When it comes to getting a car on finance, you may be wondering how much it is going to cost you. Car finance isn’t a one size fits all agreement and there are even different types of agreements to choose from! The guide below looks to explore how much car finance could cost you and the different factors which can affect your payments.
What is car finance?
The UK car finance industry has become increasingly popular in the past few years and it’s easy to see why. Car finance allows you to spread the cost of getting a better car than you would with cash and make affordable monthly repayments. Car finance is when a lender gives you money to pay for your chosen car. You then pay the lender back in monthly payments over an agreed term. Car finance agreements can last anywhere between 1-5 years. You will usually pay interest within your monthly payments unless you have opted for a 0% interest deal. Finance can be provided on both new and used cars and you can select a car finance agreement that’s right for you.
Types of car finance
In the UK, there are three main types of car finance which tend to be the most popular. How much your car finance deal costs can depend on the type of agreement you choose. For example, personal contract purchase deals tend to have lower monthly payments than other options. This is due to the large balloon payment at the end of the deal if you want to own the car. Hire purchase tends to have higher monthly payments as unlike PCP, you spread the whole cost of your chosen car. This can be really straightforward if you essentially want to hire a car through the term and then pay the small option to purchase fee and the car is yours to own. Personal loans can benefit from low interest rates which help you to save money in the long run. It’s worth exploring each before you commit to getting a car.
One of the biggest factors that can affect your car finance payments is the loan amount. The loan amount is essentially the value of the car. For example, getting a brand-new car for £20,000 will cost you a lot more than getting a used car worth £5,000. If you want to keep costs low, it’s worth considering a used car over a new car as the purchase price will usually always be lower than a new car.

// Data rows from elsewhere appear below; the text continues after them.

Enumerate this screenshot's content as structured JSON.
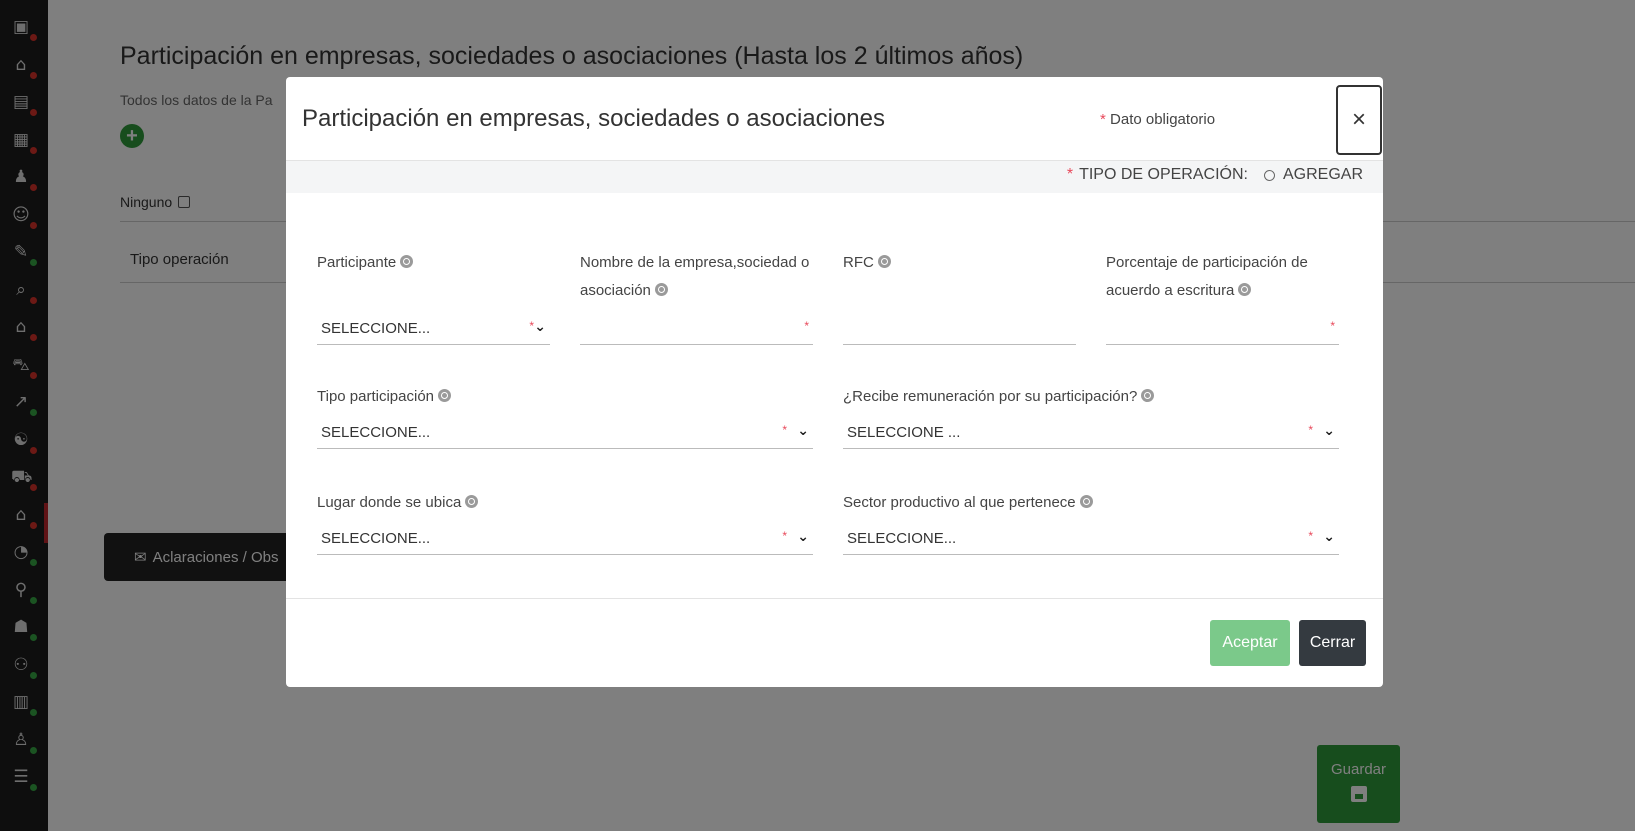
{
  "sidebar": {
    "items": [
      {
        "icon": "id-card-icon",
        "glyph": "▣",
        "status": "red"
      },
      {
        "icon": "home-info-icon",
        "glyph": "⌂",
        "status": "red"
      },
      {
        "icon": "document-icon",
        "glyph": "▤",
        "status": "red"
      },
      {
        "icon": "building-icon",
        "glyph": "▦",
        "status": "red"
      },
      {
        "icon": "people-link-icon",
        "glyph": "♟",
        "status": "red"
      },
      {
        "icon": "family-icon",
        "glyph": "☺",
        "status": "red"
      },
      {
        "icon": "edit-doc-icon",
        "glyph": "✎",
        "status": "green"
      },
      {
        "icon": "search-doc-icon",
        "glyph": "⌕",
        "status": "red"
      },
      {
        "icon": "house-icon",
        "glyph": "⌂",
        "status": "red"
      },
      {
        "icon": "car-icon",
        "glyph": "⛍",
        "status": "red"
      },
      {
        "icon": "chart-icon",
        "glyph": "↗",
        "status": "green"
      },
      {
        "icon": "handshake-icon",
        "glyph": "☯",
        "status": "red"
      },
      {
        "icon": "truck-icon",
        "glyph": "⛟",
        "status": "red"
      },
      {
        "icon": "house-pin-icon",
        "glyph": "⌂",
        "status": "red"
      },
      {
        "icon": "pie-chart-icon",
        "glyph": "◔",
        "status": "green"
      },
      {
        "icon": "network-icon",
        "glyph": "⚲",
        "status": "green"
      },
      {
        "icon": "group-icon",
        "glyph": "☗",
        "status": "green"
      },
      {
        "icon": "org-chart-icon",
        "glyph": "⚇",
        "status": "green"
      },
      {
        "icon": "board-icon",
        "glyph": "▥",
        "status": "green"
      },
      {
        "icon": "user-award-icon",
        "glyph": "♙",
        "status": "green"
      },
      {
        "icon": "checklist-icon",
        "glyph": "☰",
        "status": "green"
      }
    ],
    "colors": {
      "red": "#d9332a",
      "green": "#37a844"
    }
  },
  "page": {
    "title": "Participación en empresas, sociedades o asociaciones (Hasta los 2 últimos años)",
    "subtitle": "Todos los datos de la Pa",
    "ninguno_label": "Ninguno",
    "table_header": "Tipo operación",
    "aclaraciones_label": "Aclaraciones / Obs",
    "guardar_label": "Guardar"
  },
  "modal": {
    "title": "Participación en empresas, sociedades o asociaciones",
    "required_note": "Dato obligatorio",
    "required_mark": "*",
    "close_label": "×",
    "operation_label": "TIPO DE OPERACIÓN:",
    "operation_value": "AGREGAR",
    "fields": {
      "participante": {
        "label": "Participante",
        "value": "SELECCIONE..."
      },
      "nombre_empresa": {
        "label": "Nombre de la empresa,sociedad o asociación",
        "value": ""
      },
      "rfc": {
        "label": "RFC",
        "value": ""
      },
      "porcentaje": {
        "label": "Porcentaje de participación de acuerdo a escritura",
        "value": ""
      },
      "tipo_participacion": {
        "label": "Tipo participación",
        "value": "SELECCIONE..."
      },
      "recibe_remuneracion": {
        "label": "¿Recibe remuneración por su participación?",
        "value": "SELECCIONE ..."
      },
      "lugar_ubica": {
        "label": "Lugar donde se ubica",
        "value": "SELECCIONE..."
      },
      "sector_productivo": {
        "label": "Sector productivo al que pertenece",
        "value": "SELECCIONE..."
      }
    },
    "aceptar_label": "Aceptar",
    "cerrar_label": "Cerrar"
  }
}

Most car finance agreements will require you to pay interest on top of your loan amount. Your interest rate offered reflects the cost of borrowing and can determine how much you back overall. The lower the interest rate, the better and some new cars can benefit from 0% interest. Your interest rate can be determined by a few factors such as your credit score, deposit, loan amount and more. When you’re looking at car finance cost, don’t just focus on the monthly repayment. You may have found a deal that is the cheapest monthly, but you may be charged higher interest which means you’ll pay back more money overall.
When you consider how much car finance costs, you should also look at how much you can out down for your car finance agreement. A larger deposit reduces the loan amount and can bring your costs down. Having a deposit to hand can also help to help you secure finance as it shows more financial stability to the lender. If you don’t have a deposit to hand, that’s ok too but you could be paying more than you need to.
Your credit score is important when it comes to getting a car on finance. Lenders want to see what type of borrower you have been in the past and the likelihood of paying your finance back on time and in full. Having a history of missed or late payments can negatively impact your credit score and make you more of a risk to lend to. In this case, finance lenders could set higher interest rates to help secure the agreement. Low interest rates are usually reserved for those with better credit scores. If you want to keep costs low, you could consider increasing your credit score before applying for car finance.